I find a peculiar charm within it myself, but I sure guess other people don't.
 
Would reading this do anything for me? I had it recommended to me an extremely literate person.

Read this.

If you're really interested in improving your prose I would recommend:
  1. Learning the elements of English grammar
  2. Close reading of writers whom you admire
  3. Lots of writing on your end
  4. Most important to step 3, after you finish writing, take a sober and measured evaluation of what you produced. Identify what you did well and what needs work. Maybe list out your weaknesses on a piece of paper and keep them handy while writing.

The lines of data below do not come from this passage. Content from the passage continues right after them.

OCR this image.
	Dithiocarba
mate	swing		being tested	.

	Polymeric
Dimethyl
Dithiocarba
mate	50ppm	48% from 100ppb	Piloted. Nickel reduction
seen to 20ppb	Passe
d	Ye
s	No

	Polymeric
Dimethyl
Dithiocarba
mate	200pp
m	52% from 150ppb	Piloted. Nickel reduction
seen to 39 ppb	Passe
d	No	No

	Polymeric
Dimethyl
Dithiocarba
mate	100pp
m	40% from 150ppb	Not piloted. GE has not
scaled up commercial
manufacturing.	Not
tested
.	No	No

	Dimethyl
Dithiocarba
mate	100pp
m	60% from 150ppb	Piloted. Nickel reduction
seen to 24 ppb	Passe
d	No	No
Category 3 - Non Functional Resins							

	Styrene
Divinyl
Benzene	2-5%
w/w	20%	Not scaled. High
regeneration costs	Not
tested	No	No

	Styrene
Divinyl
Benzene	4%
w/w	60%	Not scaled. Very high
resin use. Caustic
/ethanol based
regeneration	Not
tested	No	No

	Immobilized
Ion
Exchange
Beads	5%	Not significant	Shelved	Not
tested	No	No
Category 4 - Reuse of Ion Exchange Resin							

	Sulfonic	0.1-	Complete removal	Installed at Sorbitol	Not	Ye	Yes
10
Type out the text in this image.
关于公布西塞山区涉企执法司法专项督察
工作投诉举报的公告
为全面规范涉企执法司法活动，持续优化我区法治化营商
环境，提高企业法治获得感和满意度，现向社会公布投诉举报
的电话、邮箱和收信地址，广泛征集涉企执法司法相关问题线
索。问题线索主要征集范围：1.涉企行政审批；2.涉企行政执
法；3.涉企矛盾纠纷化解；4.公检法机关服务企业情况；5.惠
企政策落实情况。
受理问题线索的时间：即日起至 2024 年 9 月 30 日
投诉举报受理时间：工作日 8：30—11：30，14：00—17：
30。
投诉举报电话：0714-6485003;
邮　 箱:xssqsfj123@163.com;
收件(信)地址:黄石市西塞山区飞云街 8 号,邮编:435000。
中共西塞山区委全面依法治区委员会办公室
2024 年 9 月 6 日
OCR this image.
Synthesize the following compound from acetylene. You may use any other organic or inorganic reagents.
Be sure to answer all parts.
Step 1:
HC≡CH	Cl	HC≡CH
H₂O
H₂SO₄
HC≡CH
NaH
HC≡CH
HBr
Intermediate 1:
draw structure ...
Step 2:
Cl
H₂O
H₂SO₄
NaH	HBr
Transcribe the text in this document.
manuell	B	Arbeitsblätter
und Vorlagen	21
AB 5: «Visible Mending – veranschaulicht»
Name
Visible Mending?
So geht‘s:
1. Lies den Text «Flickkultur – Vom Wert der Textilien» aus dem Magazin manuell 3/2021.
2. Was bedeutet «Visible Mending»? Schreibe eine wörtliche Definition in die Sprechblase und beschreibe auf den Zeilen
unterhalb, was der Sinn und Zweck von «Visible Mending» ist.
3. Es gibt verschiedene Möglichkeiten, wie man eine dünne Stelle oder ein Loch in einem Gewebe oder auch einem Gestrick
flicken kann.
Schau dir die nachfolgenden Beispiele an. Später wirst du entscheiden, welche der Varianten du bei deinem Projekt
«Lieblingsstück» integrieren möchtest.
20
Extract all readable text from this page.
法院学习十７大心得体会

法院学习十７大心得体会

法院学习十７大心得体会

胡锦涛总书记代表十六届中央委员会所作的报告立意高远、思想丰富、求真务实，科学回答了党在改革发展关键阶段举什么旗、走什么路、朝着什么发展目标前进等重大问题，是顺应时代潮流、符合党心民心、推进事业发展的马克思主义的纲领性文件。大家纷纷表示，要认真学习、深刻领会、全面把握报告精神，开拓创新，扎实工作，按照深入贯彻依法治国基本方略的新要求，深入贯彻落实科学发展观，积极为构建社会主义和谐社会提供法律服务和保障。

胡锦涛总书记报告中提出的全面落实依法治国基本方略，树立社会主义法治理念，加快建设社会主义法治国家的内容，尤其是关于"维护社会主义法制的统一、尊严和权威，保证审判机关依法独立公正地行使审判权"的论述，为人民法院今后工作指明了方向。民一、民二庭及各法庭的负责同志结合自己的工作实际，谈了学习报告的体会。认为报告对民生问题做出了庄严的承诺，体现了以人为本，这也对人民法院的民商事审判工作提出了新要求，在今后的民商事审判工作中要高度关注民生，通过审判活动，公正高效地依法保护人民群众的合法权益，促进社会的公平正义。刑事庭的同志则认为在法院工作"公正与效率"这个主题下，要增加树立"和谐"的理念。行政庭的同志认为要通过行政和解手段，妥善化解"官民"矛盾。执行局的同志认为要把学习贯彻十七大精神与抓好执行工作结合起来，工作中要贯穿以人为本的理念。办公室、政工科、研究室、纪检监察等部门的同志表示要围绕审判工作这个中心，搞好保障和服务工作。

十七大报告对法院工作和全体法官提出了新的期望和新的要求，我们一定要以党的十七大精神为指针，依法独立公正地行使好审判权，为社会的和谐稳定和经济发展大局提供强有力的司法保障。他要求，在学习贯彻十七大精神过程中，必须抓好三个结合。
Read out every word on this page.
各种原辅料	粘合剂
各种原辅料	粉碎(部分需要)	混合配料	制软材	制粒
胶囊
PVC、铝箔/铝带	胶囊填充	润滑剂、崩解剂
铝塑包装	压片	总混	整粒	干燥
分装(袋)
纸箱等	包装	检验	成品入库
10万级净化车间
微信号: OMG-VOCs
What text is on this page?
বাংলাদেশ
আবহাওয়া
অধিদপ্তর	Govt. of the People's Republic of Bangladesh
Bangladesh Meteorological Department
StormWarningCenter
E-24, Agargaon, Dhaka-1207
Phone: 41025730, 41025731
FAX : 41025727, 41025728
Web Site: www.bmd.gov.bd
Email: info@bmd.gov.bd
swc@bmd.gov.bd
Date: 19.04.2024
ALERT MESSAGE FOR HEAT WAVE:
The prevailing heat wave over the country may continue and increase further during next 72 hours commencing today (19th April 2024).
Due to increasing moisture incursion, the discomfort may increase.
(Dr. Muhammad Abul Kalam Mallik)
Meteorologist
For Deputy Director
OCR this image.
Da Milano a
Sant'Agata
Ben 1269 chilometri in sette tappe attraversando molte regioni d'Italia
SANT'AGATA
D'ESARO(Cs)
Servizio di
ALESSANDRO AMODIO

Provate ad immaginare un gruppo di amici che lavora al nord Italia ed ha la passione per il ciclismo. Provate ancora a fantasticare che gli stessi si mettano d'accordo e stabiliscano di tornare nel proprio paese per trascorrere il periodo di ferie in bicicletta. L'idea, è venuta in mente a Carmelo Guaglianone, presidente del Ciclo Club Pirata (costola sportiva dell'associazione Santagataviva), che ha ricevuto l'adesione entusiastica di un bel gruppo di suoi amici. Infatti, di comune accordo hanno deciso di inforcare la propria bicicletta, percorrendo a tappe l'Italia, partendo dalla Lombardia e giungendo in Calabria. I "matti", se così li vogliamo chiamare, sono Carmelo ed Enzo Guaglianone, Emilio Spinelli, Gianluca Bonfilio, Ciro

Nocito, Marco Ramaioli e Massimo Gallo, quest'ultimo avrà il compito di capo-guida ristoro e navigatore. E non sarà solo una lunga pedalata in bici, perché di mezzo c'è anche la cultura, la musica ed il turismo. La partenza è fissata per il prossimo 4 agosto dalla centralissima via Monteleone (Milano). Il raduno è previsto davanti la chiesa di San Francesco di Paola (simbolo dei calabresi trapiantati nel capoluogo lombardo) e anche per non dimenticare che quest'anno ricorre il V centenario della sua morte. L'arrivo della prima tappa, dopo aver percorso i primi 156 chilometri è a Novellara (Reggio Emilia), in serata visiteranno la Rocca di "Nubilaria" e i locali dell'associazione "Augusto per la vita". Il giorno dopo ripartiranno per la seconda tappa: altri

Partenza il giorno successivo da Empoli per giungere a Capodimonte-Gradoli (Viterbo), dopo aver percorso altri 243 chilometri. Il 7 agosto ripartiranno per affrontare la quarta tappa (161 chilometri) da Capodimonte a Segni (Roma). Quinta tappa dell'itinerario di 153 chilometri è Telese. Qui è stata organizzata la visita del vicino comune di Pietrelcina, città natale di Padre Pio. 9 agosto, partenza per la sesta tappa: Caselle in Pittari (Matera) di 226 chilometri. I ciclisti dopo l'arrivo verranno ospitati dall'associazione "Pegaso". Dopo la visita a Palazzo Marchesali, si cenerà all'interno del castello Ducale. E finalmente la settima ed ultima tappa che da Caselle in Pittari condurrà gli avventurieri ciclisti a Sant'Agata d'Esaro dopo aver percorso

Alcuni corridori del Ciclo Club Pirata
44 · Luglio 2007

An important thought on editing: the editing process is finished, not when there is nothing left to add, but when there is nothing left to take away. When you are editing your paper, with every word, every sentence, and every paragraph, you should be asking yourself, "Do I really need this to be here?"

By close reading I mean, as was said above, spending a long time breaking down the prose of your peers into its basest elements, and understanding how they do what they do. From there you can begin to develop your own style and thereby grow as a writer.